Calculating lysozyme activity depends on your experimental setup and needs. Commonly, researchers calculate the decrease of turbidity over time, or the change in turbidity/time (ΔA/T).
In other cases, activity is stated as the percentage of turbidity decrease. This would be calculated by taking the change in absorbance over the baseline measurement (ΔA/A0).
Your data and calculations can then be represented graphically.
Keep in mind that it is important to consult similar research when planning your approach to the kinetic curve because units, calculations, and recording may vary depending on your experimental requirements.

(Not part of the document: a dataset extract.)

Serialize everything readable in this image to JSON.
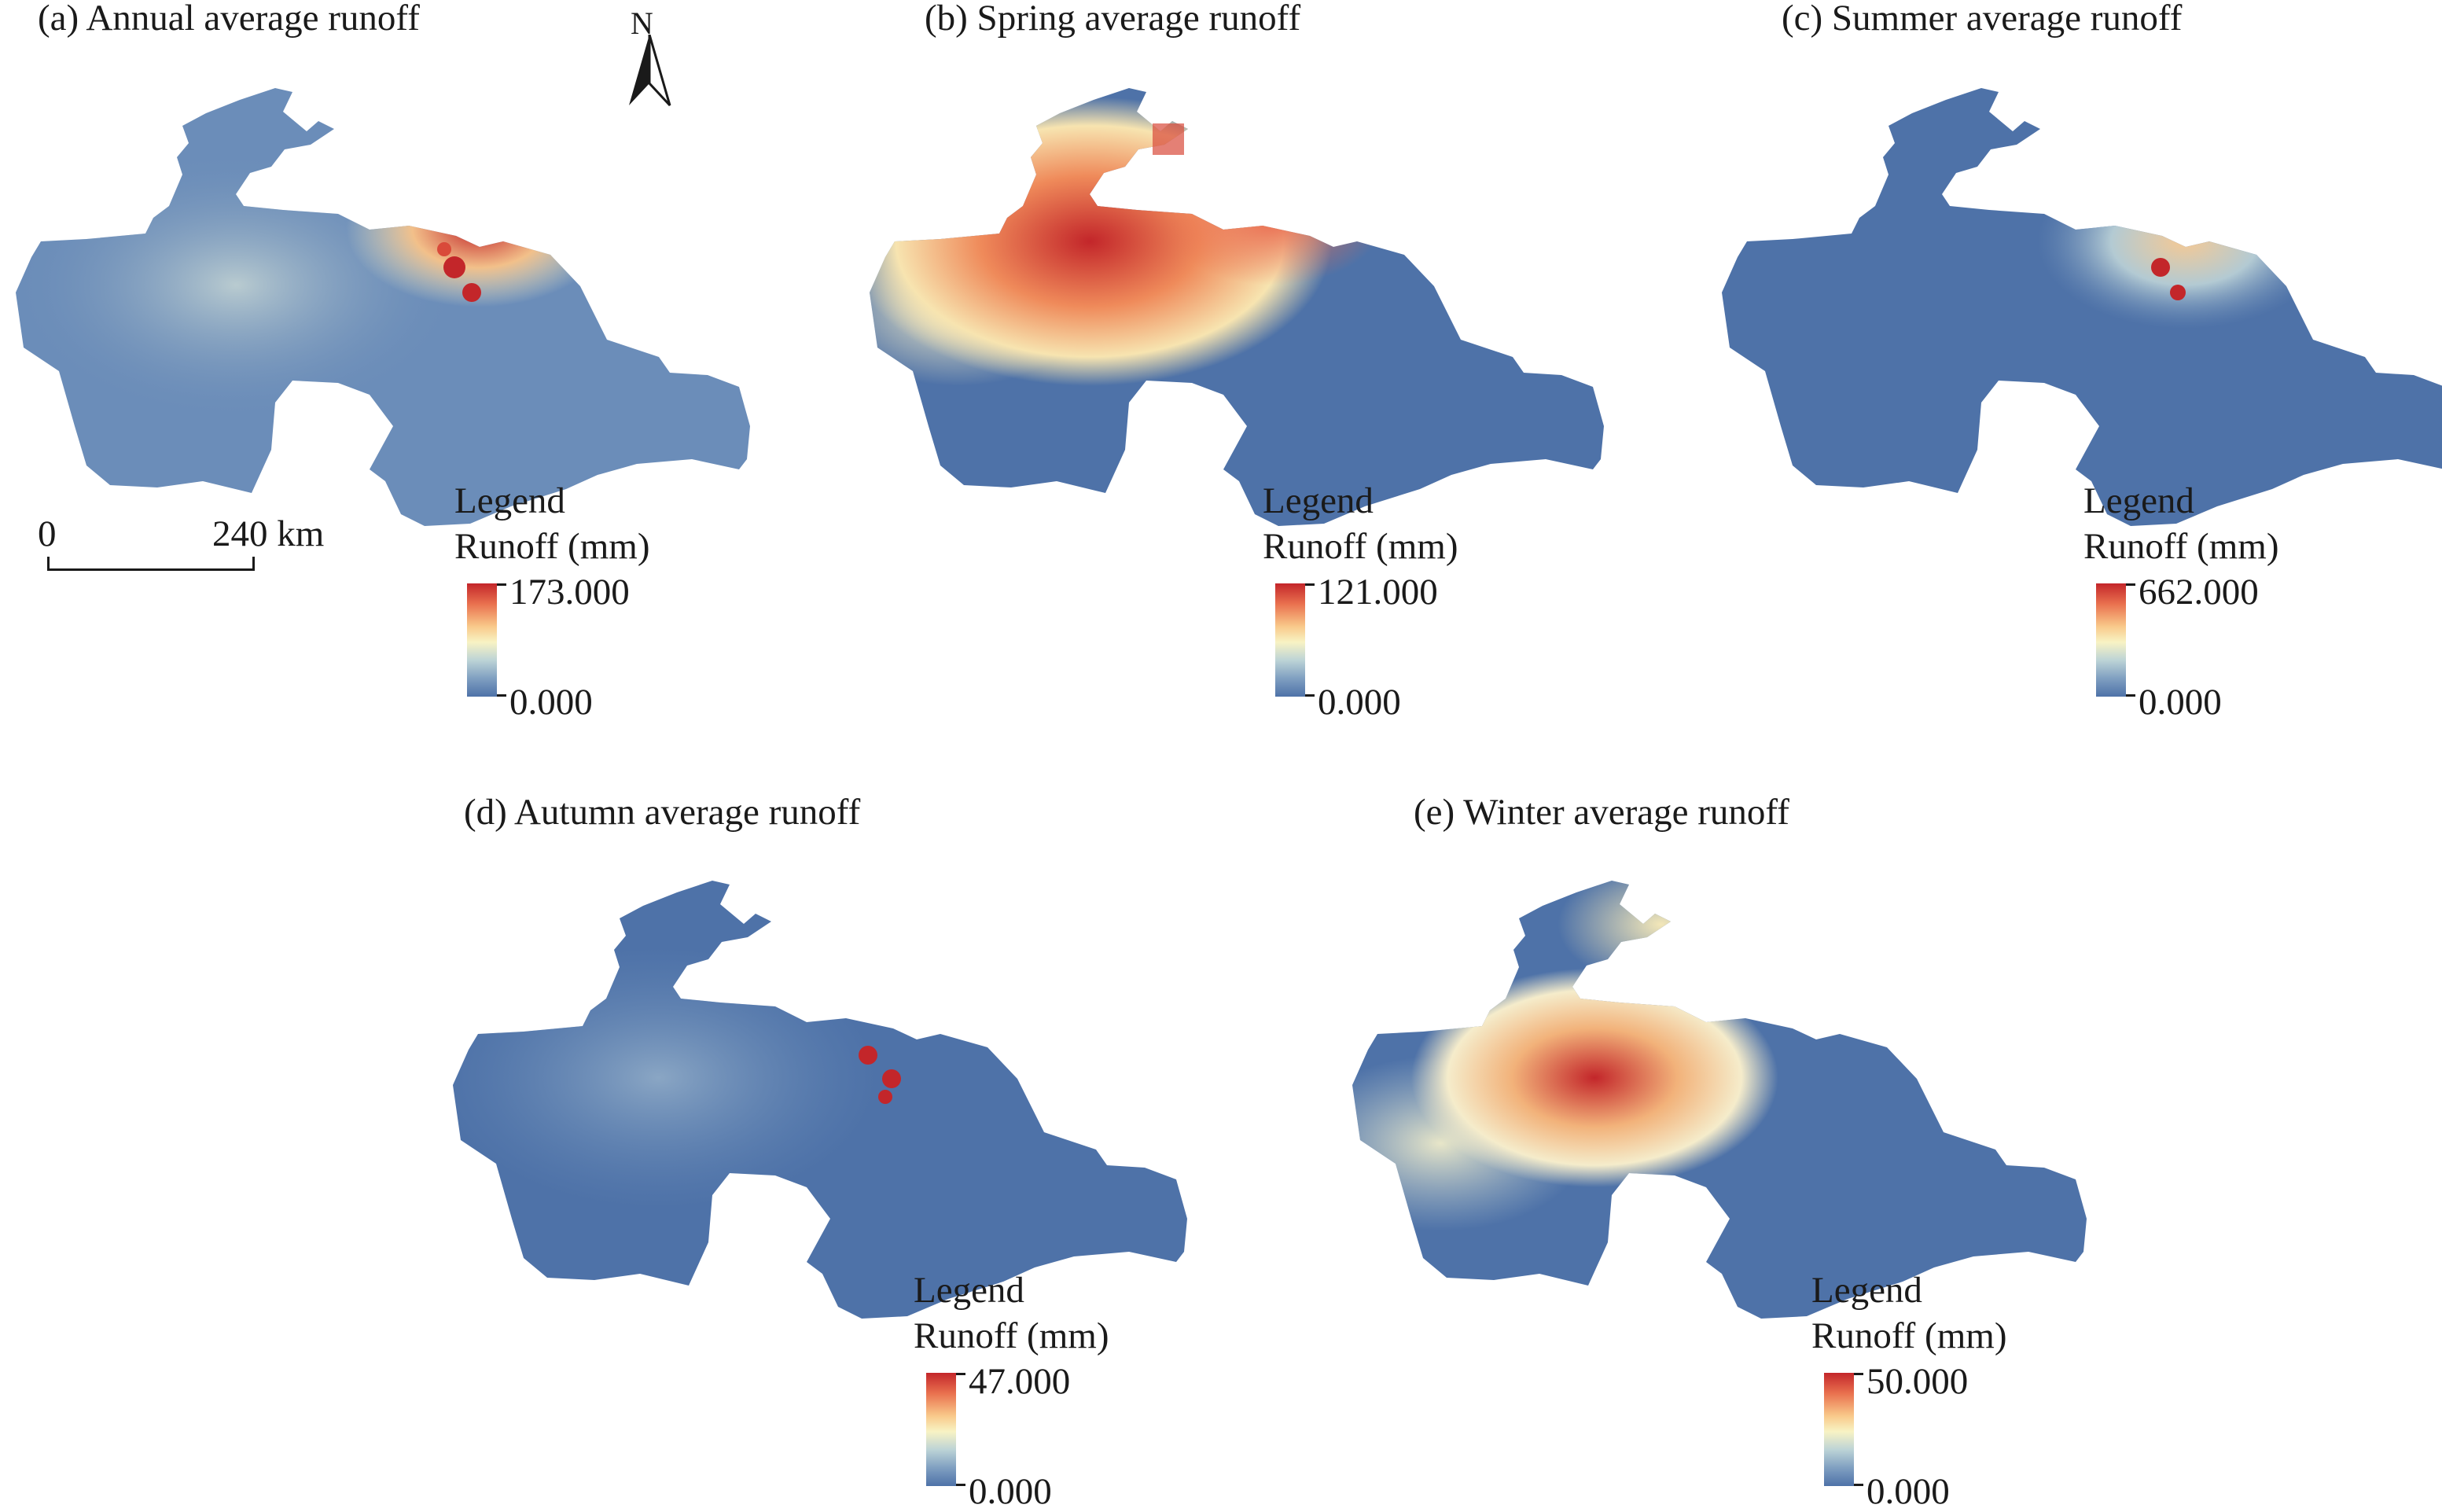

Basic setup and process to measure lysozyme activity
When examining the activity of lysozyme, the basic procedure involves preparing the bacterial cell suspension, setting up the assay in wells or cuvettes, getting a baseline reading, incubating the cells with lysozyme, measuring turbidity, recording data and then analyzing it.
Bacterial cell suspension preparation
Typically, a lysozyme-sensitive bacterium called Micrococcus luteus (formerly Micrococcus lysodeikticus) is used for this assay. However, researchers may use other bacteria in order to suit their specific research needs or to study sensitivity in other species.
When preparing your cell suspension, you will want to adjust the concentration to be based on the lysozyme activity you expect as well as the expected bacterial sensitivity to lysozyme.